La démonstration la plus caricaturale nous est fournie par la SNCF et sa marque « inOui » destinée à remplacer le bon vieux TGV. Après un week-end de critiques et de plaisanteries, ses dirigeants se sont ainsi réfugiés derrière un argument imparable pour justifier le nom retenu : ce sont les clients qui l'ont choisi. Ce n'est malheureusement pas une excuse, car outre la possibilité que la démarche de consultation ait été mal conduite, il doit toujours être admis que les clients ne sont pas automatiquement de bon conseil.

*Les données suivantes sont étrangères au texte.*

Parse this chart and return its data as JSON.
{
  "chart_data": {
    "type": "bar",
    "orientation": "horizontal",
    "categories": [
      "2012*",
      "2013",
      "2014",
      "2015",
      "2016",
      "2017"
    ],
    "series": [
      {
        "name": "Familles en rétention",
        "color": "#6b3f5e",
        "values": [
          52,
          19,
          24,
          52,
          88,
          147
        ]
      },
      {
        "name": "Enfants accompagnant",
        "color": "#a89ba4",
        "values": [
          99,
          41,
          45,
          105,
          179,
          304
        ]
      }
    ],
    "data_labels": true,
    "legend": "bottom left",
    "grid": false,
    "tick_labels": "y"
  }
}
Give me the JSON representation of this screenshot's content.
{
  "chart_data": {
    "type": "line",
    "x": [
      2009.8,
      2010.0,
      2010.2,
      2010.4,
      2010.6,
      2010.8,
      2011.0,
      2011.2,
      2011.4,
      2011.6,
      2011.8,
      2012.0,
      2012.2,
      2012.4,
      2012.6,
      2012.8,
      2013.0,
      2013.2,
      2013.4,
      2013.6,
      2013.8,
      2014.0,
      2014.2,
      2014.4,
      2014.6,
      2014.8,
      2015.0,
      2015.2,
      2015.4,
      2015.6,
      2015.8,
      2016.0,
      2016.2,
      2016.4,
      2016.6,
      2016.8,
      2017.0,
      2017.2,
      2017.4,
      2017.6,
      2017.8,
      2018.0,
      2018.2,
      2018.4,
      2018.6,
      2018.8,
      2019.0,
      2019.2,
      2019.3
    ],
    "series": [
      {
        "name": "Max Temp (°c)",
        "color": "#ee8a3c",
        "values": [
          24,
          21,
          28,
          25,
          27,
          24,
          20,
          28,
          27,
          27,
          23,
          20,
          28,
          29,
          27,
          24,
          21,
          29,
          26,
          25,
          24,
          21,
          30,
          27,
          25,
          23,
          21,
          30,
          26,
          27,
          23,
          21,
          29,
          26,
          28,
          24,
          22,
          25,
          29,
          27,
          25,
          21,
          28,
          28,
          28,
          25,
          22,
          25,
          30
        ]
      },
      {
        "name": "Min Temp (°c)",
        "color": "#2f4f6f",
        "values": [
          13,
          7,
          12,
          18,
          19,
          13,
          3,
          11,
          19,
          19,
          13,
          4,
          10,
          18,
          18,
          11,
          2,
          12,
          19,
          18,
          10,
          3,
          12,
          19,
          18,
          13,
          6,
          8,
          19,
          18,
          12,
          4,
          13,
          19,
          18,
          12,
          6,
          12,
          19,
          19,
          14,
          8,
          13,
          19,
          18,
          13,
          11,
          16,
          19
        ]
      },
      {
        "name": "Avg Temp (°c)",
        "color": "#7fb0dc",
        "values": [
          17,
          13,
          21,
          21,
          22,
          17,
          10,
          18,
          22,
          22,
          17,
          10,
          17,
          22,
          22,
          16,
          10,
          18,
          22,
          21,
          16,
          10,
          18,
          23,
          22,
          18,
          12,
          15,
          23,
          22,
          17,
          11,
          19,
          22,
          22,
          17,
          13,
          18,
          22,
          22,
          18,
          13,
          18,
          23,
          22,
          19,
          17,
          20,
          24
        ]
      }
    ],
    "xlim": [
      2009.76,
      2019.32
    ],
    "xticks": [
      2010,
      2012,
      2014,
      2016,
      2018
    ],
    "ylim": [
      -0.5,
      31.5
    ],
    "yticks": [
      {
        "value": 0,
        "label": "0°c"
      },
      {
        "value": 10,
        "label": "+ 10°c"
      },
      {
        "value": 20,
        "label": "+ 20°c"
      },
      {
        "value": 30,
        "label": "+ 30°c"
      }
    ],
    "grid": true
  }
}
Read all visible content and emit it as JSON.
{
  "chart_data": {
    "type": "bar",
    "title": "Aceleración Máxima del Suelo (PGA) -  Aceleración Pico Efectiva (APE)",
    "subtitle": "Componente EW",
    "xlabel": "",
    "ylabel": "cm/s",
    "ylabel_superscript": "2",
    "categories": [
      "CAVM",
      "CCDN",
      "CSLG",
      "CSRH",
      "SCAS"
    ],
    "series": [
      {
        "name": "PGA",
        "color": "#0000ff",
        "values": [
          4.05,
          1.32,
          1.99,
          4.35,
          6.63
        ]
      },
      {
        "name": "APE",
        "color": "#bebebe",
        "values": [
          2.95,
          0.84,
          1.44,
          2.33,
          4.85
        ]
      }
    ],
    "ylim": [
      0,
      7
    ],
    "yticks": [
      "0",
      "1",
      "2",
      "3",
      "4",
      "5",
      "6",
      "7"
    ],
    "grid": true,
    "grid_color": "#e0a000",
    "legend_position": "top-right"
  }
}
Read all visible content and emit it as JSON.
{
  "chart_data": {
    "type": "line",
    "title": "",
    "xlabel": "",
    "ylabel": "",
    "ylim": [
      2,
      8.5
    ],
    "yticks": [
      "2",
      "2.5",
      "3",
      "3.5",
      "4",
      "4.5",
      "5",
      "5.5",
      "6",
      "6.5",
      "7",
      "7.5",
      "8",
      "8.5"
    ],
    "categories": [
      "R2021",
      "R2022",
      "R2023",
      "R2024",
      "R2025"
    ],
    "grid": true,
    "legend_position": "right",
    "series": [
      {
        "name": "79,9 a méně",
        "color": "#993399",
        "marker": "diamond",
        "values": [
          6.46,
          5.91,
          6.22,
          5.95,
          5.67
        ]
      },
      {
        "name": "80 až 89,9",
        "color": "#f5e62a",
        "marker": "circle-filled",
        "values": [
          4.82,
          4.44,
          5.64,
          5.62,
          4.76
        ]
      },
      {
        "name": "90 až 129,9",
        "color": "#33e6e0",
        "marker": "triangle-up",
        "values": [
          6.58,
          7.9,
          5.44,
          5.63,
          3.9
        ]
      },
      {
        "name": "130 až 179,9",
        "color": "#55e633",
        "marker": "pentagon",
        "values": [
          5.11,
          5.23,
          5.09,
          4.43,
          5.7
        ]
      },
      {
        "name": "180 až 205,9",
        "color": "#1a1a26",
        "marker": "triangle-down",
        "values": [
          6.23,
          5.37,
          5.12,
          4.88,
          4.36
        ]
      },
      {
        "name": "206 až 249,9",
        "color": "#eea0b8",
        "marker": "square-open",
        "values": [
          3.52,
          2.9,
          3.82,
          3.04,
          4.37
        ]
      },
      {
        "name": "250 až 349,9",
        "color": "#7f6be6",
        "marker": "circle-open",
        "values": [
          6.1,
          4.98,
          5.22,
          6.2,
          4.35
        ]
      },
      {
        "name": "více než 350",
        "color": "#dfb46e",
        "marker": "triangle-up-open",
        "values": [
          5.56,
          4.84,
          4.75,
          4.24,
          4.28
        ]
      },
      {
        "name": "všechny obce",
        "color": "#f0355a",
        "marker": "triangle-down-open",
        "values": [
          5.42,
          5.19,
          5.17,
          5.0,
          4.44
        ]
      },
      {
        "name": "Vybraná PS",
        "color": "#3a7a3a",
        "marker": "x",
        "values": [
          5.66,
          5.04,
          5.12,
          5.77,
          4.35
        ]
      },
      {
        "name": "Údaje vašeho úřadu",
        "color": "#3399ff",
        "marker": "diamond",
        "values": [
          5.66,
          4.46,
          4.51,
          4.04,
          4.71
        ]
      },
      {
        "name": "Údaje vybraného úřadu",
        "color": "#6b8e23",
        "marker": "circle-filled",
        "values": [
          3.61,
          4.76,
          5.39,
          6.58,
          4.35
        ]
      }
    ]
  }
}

La seconde initiative est celle de BNP Paribas, « Ideas », dont la banque se félicite des premiers résultats obtenus. Destinée à recueillir des suggestions d'innovation et les avis de ses clients sur de nouvelles options qu'elle leur propose elle-même, elle révèle, dans sa partie publique, des réactions tout à fait conventionnelles sur des propositions sans surprises. Et je soupçonne que les autres idées soumises ne font pas preuve de plus d'originalité, la plupart étant probablement inspirées par d'autres banques.
Grâce à la généralisation des nouveaux modes de communication en ligne, facilitant les interactions de masse, les entreprises se sont prises à rêver qu'il suffisait de demander à leurs clients et prospects ce qu'ils désiraient ou ce qu'ils imaginaient pour enclencher une démarche d'innovation. Malheureusement, après les centaines d'expériences du genre menée au fil des années, il faut se rendre à l'évidence : aucune idée géniale n'en a (presque ?) jamais émergé (ce qui ne préjuge pas d'autres objectifs qui leur seraient assignés, tels que la constitution d'une communauté dans le cas de BNP Paribas).
Il n'est rien d'étonnant à ce constat car il est nécessaire d'adopter un certain état d'esprit pour éveiller la créativité, dont les conditions sont rarement réunies par les appels à contributions ouverts. Invariablement, les personnes sollicitées en viendront à évoquer des solutions qu'elles ont vues ailleurs et que l'entreprise aurait pu (dû) identifier avant elles. Il est beaucoup plus productif, à ce stade, de rechercher avec les clients (soit activement, soit par observation passive) les douleurs qu'ils rencontrent.
Plus généralement, peut-être est-il utile de rappeler que, dans toute réflexion d'innovation, mieux vaut partir d'un problème pour lui trouver une solution, plutôt que l'inverse. Hélas, c'est bien une pratique largement répandue que de commencer le processus par une recherche d'idée dont on ne se préoccupera que plus tard des manques qu'elle peut combler. Incidemment, cette approche est directement responsable de l'apparent manque d'imagination des clients, en limitant leur perspective à des modèles existants.